Adjuvant approaches have since emerged. How do you determine which patients will benefit the most from this kind of approach?

The patient population that qualifies for adjuvant therapy is larger than [those who are treated] in palliative settings. In our department, I would assume [that many of] the patients who receive systemic therapy are in the adjuvant setting. This is a huge change in melanoma treatment.

Melanoma is a paradigm [that utilizes] modern medications, especially combination targeted therapy and anti–PD-1 monotherapy; these are very well-tolerated treatment options. It is justified to use these medications in patients who have a high risk to develop new metastases. This implies that we are also treating a substantial proportion of patients who do not develop metastases. We are [also] treating patients who are healthy.

We unfortunately do not know who these patients are because even low toxicity should be avoided if you can. It's very important that we invest in the identification of biomarkers that can predict the outcomes of disease to identify the patients who will really profit from adjuvant treatment options.

What does your process look like for selecting between BRAF/MEK targeted therapy and immunotherapy in the adjuvant setting?

The first essential point is the presence of a BRAF mutation. In the adjuvant setting, the BRAF mutation is not always evaluable because sometimes the material of the tumors is resected in private practices. [In this case,] it might be difficult to assess the primary tumor. Some of these patients only have very small deposits of tumors in the lymph node, which, for example, during the sentinel node procedure, is completely worked up. In this situation, it might be difficult to have enough material [to effectively assess] molecular biology. One possibility that can be helpful is the use monoclonal antibodies that are specific for the BRAF V600E mutation. This can be substituted in some situations for a molecular analysis.

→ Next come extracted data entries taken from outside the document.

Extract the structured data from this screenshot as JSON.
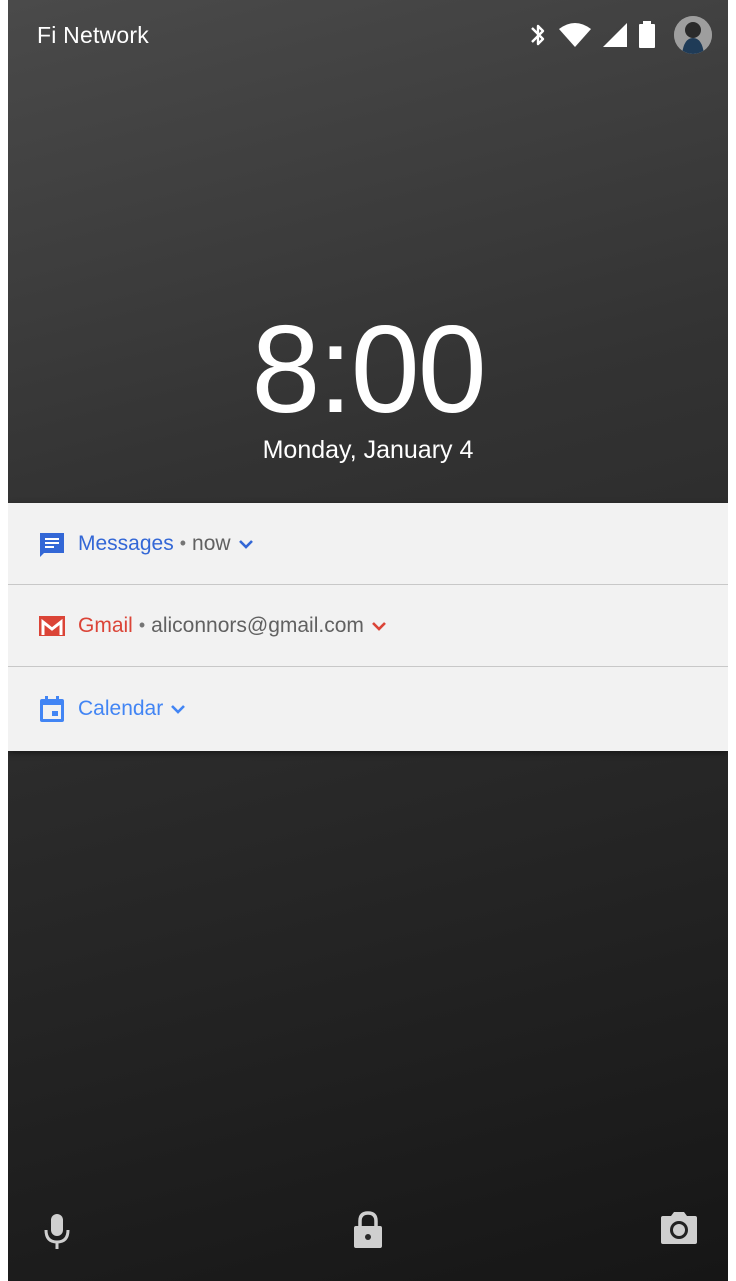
{
  "status_bar": {
    "carrier": "Fi Network",
    "icons": [
      "bluetooth-icon",
      "wifi-icon",
      "cell-signal-icon",
      "battery-icon",
      "avatar"
    ]
  },
  "lockscreen": {
    "time": "8:00",
    "date": "Monday, January 4"
  },
  "notifications": [
    {
      "app": "Messages",
      "separator": "•",
      "detail": "now",
      "icon": "messages-icon",
      "color": "#3367d6"
    },
    {
      "app": "Gmail",
      "separator": "•",
      "detail": "aliconnors@gmail.com",
      "icon": "gmail-icon",
      "color": "#db4437"
    },
    {
      "app": "Calendar",
      "icon": "calendar-icon",
      "color": "#4285f4"
    }
  ],
  "bottom_actions": [
    "mic-icon",
    "lock-icon",
    "camera-icon"
  ],
  "colors": {
    "background_top": "#4a4a4a",
    "background_bottom": "#161616",
    "notification_bg": "#f2f2f2"
  }
}
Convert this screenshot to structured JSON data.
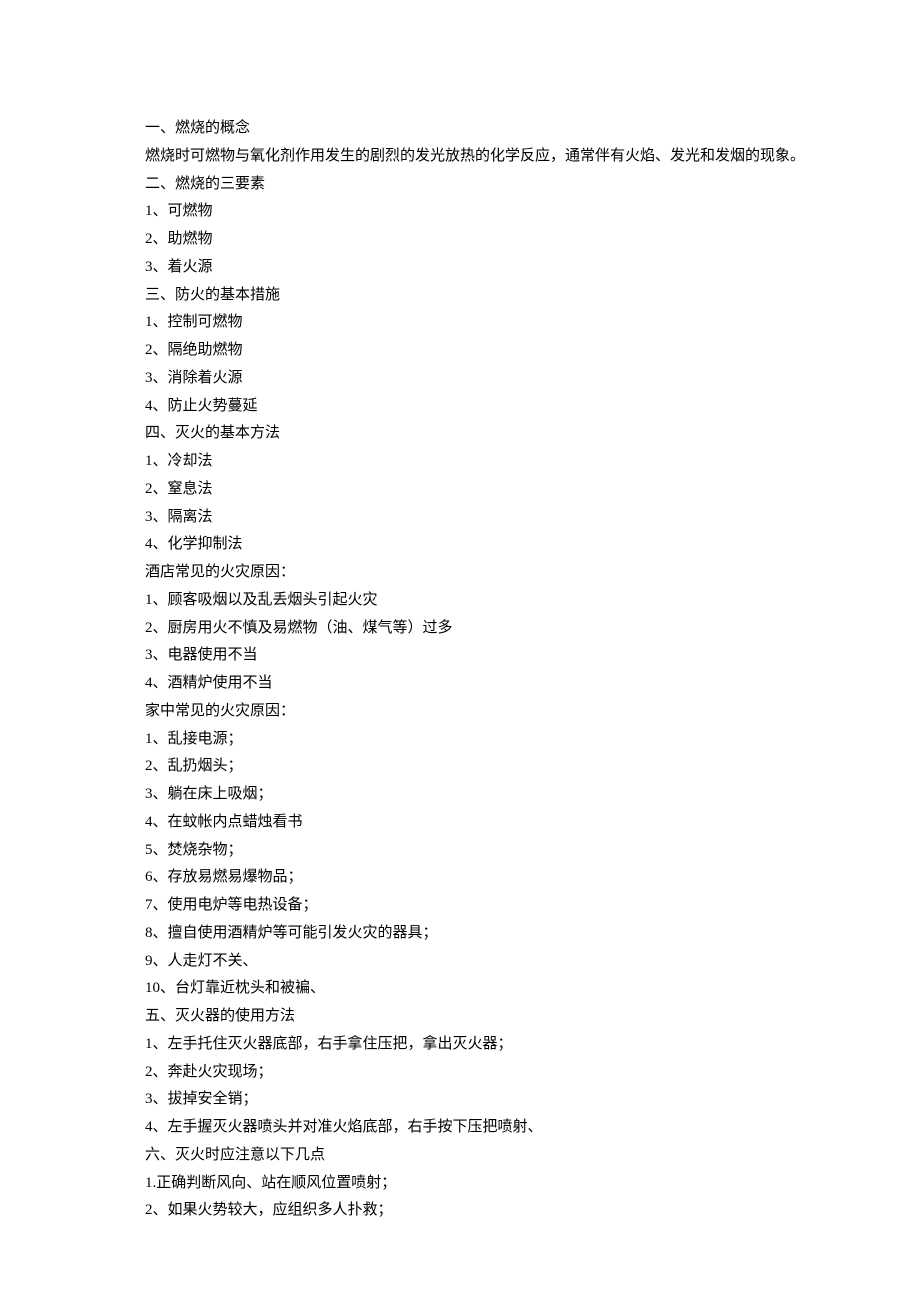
{
  "lines": [
    {
      "text": "一、燃烧的概念",
      "indent": true
    },
    {
      "text": "燃烧时可燃物与氧化剂作用发生的剧烈的发光放热的化学反应，通常伴有火焰、发光和发烟的现象。",
      "indent": true,
      "wrap": true
    },
    {
      "text": "二、燃烧的三要素",
      "indent": true
    },
    {
      "text": "1、可燃物",
      "indent": true
    },
    {
      "text": "2、助燃物",
      "indent": true
    },
    {
      "text": "3、着火源",
      "indent": true
    },
    {
      "text": "三、防火的基本措施",
      "indent": true
    },
    {
      "text": "1、控制可燃物",
      "indent": true
    },
    {
      "text": "2、隔绝助燃物",
      "indent": true
    },
    {
      "text": "3、消除着火源",
      "indent": true
    },
    {
      "text": "4、防止火势蔓延",
      "indent": true
    },
    {
      "text": "四、灭火的基本方法",
      "indent": true
    },
    {
      "text": "1、冷却法",
      "indent": true
    },
    {
      "text": "2、窒息法",
      "indent": true
    },
    {
      "text": "3、隔离法",
      "indent": true
    },
    {
      "text": "4、化学抑制法",
      "indent": true
    },
    {
      "text": "酒店常见的火灾原因：",
      "indent": true
    },
    {
      "text": "1、顾客吸烟以及乱丢烟头引起火灾",
      "indent": true
    },
    {
      "text": "2、厨房用火不慎及易燃物（油、煤气等）过多",
      "indent": true
    },
    {
      "text": "3、电器使用不当",
      "indent": true
    },
    {
      "text": "4、酒精炉使用不当",
      "indent": true
    },
    {
      "text": "家中常见的火灾原因：",
      "indent": true
    },
    {
      "text": "1、乱接电源；",
      "indent": true
    },
    {
      "text": "2、乱扔烟头；",
      "indent": true
    },
    {
      "text": "3、躺在床上吸烟；",
      "indent": true
    },
    {
      "text": "4、在蚊帐内点蜡烛看书",
      "indent": true
    },
    {
      "text": "5、焚烧杂物；",
      "indent": true
    },
    {
      "text": "6、存放易燃易爆物品；",
      "indent": true
    },
    {
      "text": "7、使用电炉等电热设备；",
      "indent": true
    },
    {
      "text": "8、擅自使用酒精炉等可能引发火灾的器具；",
      "indent": true
    },
    {
      "text": "9、人走灯不关、",
      "indent": true
    },
    {
      "text": "10、台灯靠近枕头和被褊、",
      "indent": true
    },
    {
      "text": "五、灭火器的使用方法",
      "indent": true
    },
    {
      "text": "1、左手托住灭火器底部，右手拿住压把，拿出灭火器；",
      "indent": true
    },
    {
      "text": "2、奔赴火灾现场；",
      "indent": true
    },
    {
      "text": "3、拔掉安全销；",
      "indent": true
    },
    {
      "text": "4、左手握灭火器喷头并对准火焰底部，右手按下压把喷射、",
      "indent": true
    },
    {
      "text": "六、灭火时应注意以下几点",
      "indent": true
    },
    {
      "text": "1.正确判断风向、站在顺风位置喷射；",
      "indent": true
    },
    {
      "text": "2、如果火势较大，应组织多人扑救；",
      "indent": true
    }
  ]
}
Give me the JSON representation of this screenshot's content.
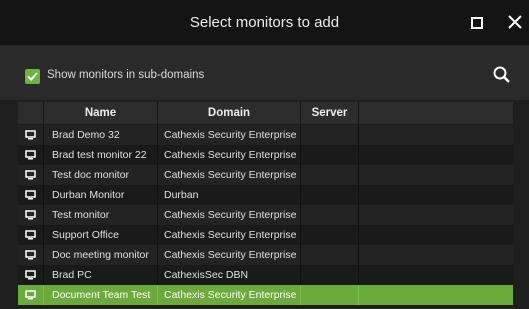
{
  "window": {
    "title": "Select monitors to add"
  },
  "options": {
    "show_subdomains_label": "Show monitors in sub-domains",
    "show_subdomains_checked": true
  },
  "table": {
    "columns": [
      "",
      "Name",
      "Domain",
      "Server"
    ],
    "rows": [
      {
        "name": "Brad Demo 32",
        "domain": "Cathexis Security Enterprise",
        "server": ""
      },
      {
        "name": "Brad test monitor 22",
        "domain": "Cathexis Security Enterprise",
        "server": ""
      },
      {
        "name": "Test doc monitor",
        "domain": "Cathexis Security Enterprise",
        "server": ""
      },
      {
        "name": "Durban Monitor",
        "domain": "Durban",
        "server": ""
      },
      {
        "name": "Test monitor",
        "domain": "Cathexis Security Enterprise",
        "server": ""
      },
      {
        "name": "Support Office",
        "domain": "Cathexis Security Enterprise",
        "server": ""
      },
      {
        "name": "Doc meeting monitor",
        "domain": "Cathexis Security Enterprise",
        "server": ""
      },
      {
        "name": "Brad PC",
        "domain": "CathexisSec DBN",
        "server": ""
      },
      {
        "name": "Document Team Test",
        "domain": "Cathexis Security Enterprise",
        "server": ""
      }
    ],
    "selected_row": 8
  },
  "icons": {
    "row_icon": "monitor-icon",
    "search": "search-icon",
    "close": "close-icon",
    "maximize": "maximize-icon",
    "check": "check-icon"
  },
  "colors": {
    "accent": "#6aab3c",
    "title_bar": "#141414",
    "background": "#1f1f1f"
  }
}
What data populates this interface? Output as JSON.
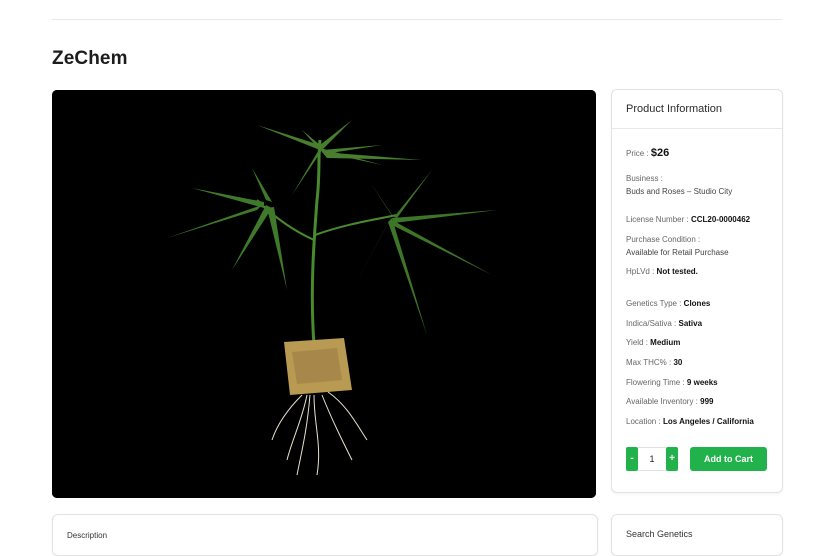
{
  "product": {
    "title": "ZeChem"
  },
  "info": {
    "header": "Product Information",
    "price_label": "Price :",
    "price_value": "$26",
    "business_label": "Business :",
    "business_value": "Buds and Roses – Studio City",
    "license_label": "License Number :",
    "license_value": "CCL20-0000462",
    "purchase_label": "Purchase Condition :",
    "purchase_value": "Available for Retail Purchase",
    "hplvd_label": "HpLVd :",
    "hplvd_value": "Not tested.",
    "genetics_label": "Genetics Type :",
    "genetics_value": "Clones",
    "indica_label": "Indica/Sativa :",
    "indica_value": "Sativa",
    "yield_label": "Yield :",
    "yield_value": "Medium",
    "thc_label": "Max THC% :",
    "thc_value": "30",
    "flowering_label": "Flowering Time :",
    "flowering_value": "9 weeks",
    "inventory_label": "Available Inventory :",
    "inventory_value": "999",
    "location_label": "Location :",
    "location_value": "Los Angeles / California"
  },
  "cart": {
    "minus_label": "-",
    "quantity": "1",
    "plus_label": "+",
    "add_label": "Add to Cart"
  },
  "description": {
    "label": "Description"
  },
  "search_genetics": {
    "label": "Search Genetics"
  },
  "colors": {
    "accent": "#22b24c",
    "leaf": "#3f7a2a",
    "image_bg": "#000000"
  }
}
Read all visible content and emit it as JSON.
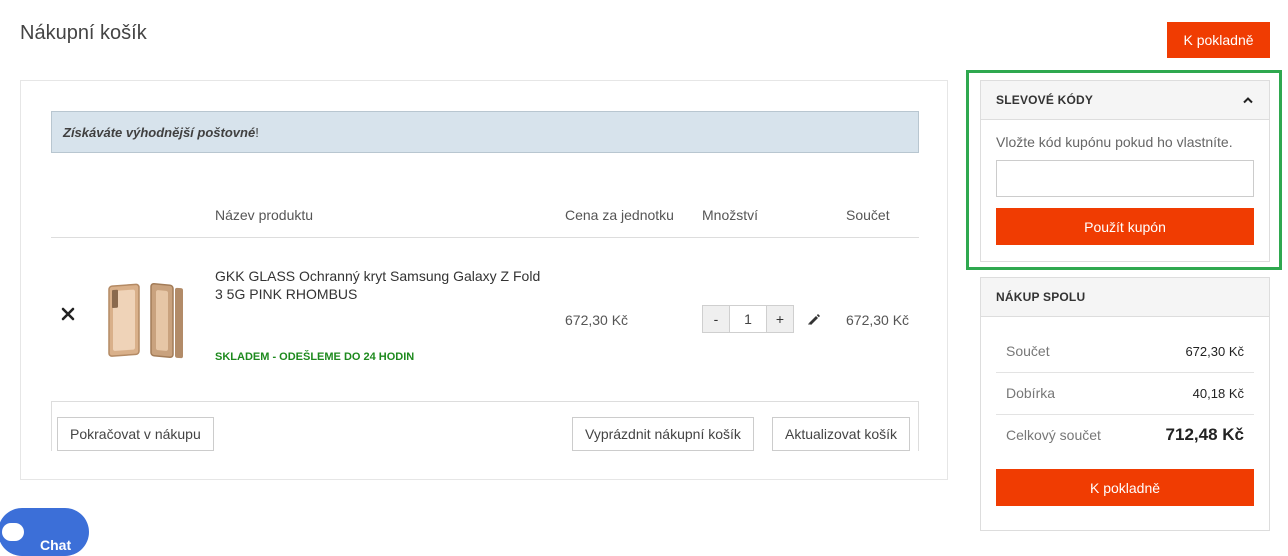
{
  "page": {
    "title": "Nákupní košík"
  },
  "header": {
    "checkout_label": "K pokladně"
  },
  "cart": {
    "banner_strong": "Získáváte výhodnější poštovné",
    "banner_rest": "!",
    "columns": {
      "product": "Název produktu",
      "unit_price": "Cena za jednotku",
      "quantity": "Množství",
      "total": "Součet"
    },
    "item": {
      "name": "GKK GLASS Ochranný kryt Samsung Galaxy Z Fold 3 5G PINK RHOMBUS",
      "stock": "SKLADEM - ODEŠLEME DO 24 HODIN",
      "unit_price": "672,30 Kč",
      "quantity": "1",
      "qty_minus": "-",
      "qty_plus": "+",
      "total": "672,30 Kč"
    },
    "actions": {
      "continue": "Pokračovat v nákupu",
      "empty": "Vyprázdnit nákupní košík",
      "update": "Aktualizovat košík"
    }
  },
  "coupon": {
    "title": "SLEVOVÉ KÓDY",
    "hint": "Vložte kód kupónu pokud ho vlastníte.",
    "input_value": "",
    "apply_label": "Použít kupón"
  },
  "summary": {
    "title": "NÁKUP SPOLU",
    "rows": [
      {
        "label": "Součet",
        "value": "672,30 Kč"
      },
      {
        "label": "Dobírka",
        "value": "40,18 Kč"
      },
      {
        "label": "Celkový součet",
        "value": "712,48 Kč"
      }
    ],
    "checkout_label": "K pokladně"
  },
  "chat": {
    "label": "Chat"
  },
  "colors": {
    "accent": "#f03c02",
    "stock_green": "#1e8a1e",
    "highlight": "#2fa84f",
    "banner_bg": "#d7e3ec",
    "chat_blue": "#3c6fd8"
  },
  "icons": {
    "remove": "close-icon",
    "edit": "pencil-icon",
    "collapse": "chevron-up-icon",
    "chat": "chat-bubble-icon"
  }
}
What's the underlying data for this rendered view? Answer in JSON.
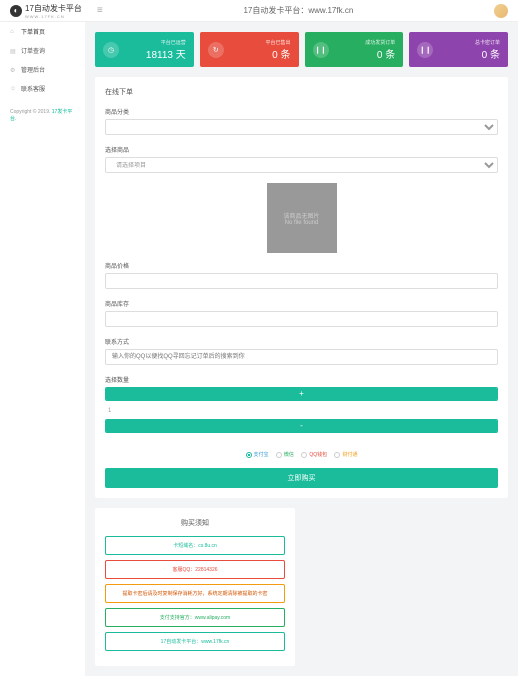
{
  "header": {
    "brand": "17自动发卡平台",
    "brand_sub": "WWW.17FK.CN",
    "title": "17自动发卡平台：www.17fk.cn"
  },
  "nav": {
    "items": [
      {
        "label": "下单首页"
      },
      {
        "label": "订单查询"
      },
      {
        "label": "管理后台"
      },
      {
        "label": "联系客服"
      }
    ]
  },
  "copyright": {
    "prefix": "Copyright © 2019.",
    "link": "17发卡平台."
  },
  "cards": [
    {
      "label": "平台已运营",
      "value": "18113 天"
    },
    {
      "label": "平台已售出",
      "value": "0 条"
    },
    {
      "label": "成功发货订单",
      "value": "0 条"
    },
    {
      "label": "总卡密订单",
      "value": "0 条"
    }
  ],
  "panel": {
    "title": "在线下单"
  },
  "fields": {
    "category": {
      "label": "商品分类"
    },
    "product": {
      "label": "选择商品",
      "placeholder": "请选择项目"
    },
    "noimg": {
      "line1": "该商品无图片",
      "line2": "No file found"
    },
    "price": {
      "label": "商品价格"
    },
    "stock": {
      "label": "商品库存"
    },
    "contact": {
      "label": "联系方式",
      "placeholder": "输入你的QQ以便找QQ寻回忘记订单后的搜索到你"
    },
    "qty": {
      "label": "选择数量",
      "plus": "+",
      "value": "1",
      "minus": "-"
    }
  },
  "payments": [
    {
      "label": "支付宝",
      "checked": true,
      "cls": "pay-blue"
    },
    {
      "label": "微信",
      "checked": false,
      "cls": "pay-green"
    },
    {
      "label": "QQ钱包",
      "checked": false,
      "cls": "pay-red"
    },
    {
      "label": "财付通",
      "checked": false,
      "cls": "pay-orange"
    }
  ],
  "submit": "立即购买",
  "notice": {
    "title": "购买须知",
    "items": [
      {
        "text": "卡短域名：cs.8u.cn",
        "cls": "n-teal"
      },
      {
        "text": "客服QQ：22814326",
        "cls": "n-red"
      },
      {
        "text": "提取卡密后请及时复制保存消耗方好，系统定期清除被提取的卡密",
        "cls": "n-orange"
      },
      {
        "text": "支付支持官方：www.alipay.com",
        "cls": "n-green"
      },
      {
        "text": "17自动发卡平台：www.17fk.cn",
        "cls": "n-teal"
      }
    ]
  }
}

We then have to understand the benefit and risks of adjuvant therapy. If we focus on the benefits first for adjuvant targeted therapy, we have the longest follow-up time here, with 5-year data. The [findings we have seen] are very encouraging. We [see] a risk reduction in the range of 45% and 50% in terms of PFS and distant MFS. Based on the experience that we have, we can assume that this [benefit] will translate into improved overall survival. If you have a close look at the toxicities, we realize that a substantial proportion of patients have grade 3 AEs which usually include pyrexia; this can cause a lot of discomfort. However, these AEs are clearly related to drug exposure; therefore, if we discontinue the medications, they will disappear. All toxicities with targeted therapy completely resolve, so this is a very encouraging sign.

For immunotherapy, we have less acute grade 3/4 AEs; I would say overall, that the therapy is well tolerated. One of the disadvantages [with this approach] is that these therapies are [delivered via] infusions, so this means the patients have to visit an outpatient clinic regularly. Especially nowadays, with all the concerns over [exposure to the] COVID-19, this is a disadvantage. Mostly, AEs are rare [with this approach], but some of them do not resolve.

We talk about all these advantages and disadvantages when we suggest therapies; this is especially true nowadays, when we see medical issues associated with COVID-19 and as [more] information on the risk of diabetes and, in rare indications, cardiomyocytes during immunotherapy [emerges]. More often, younger patients decide to go for a targeted therapy because of these [reasons].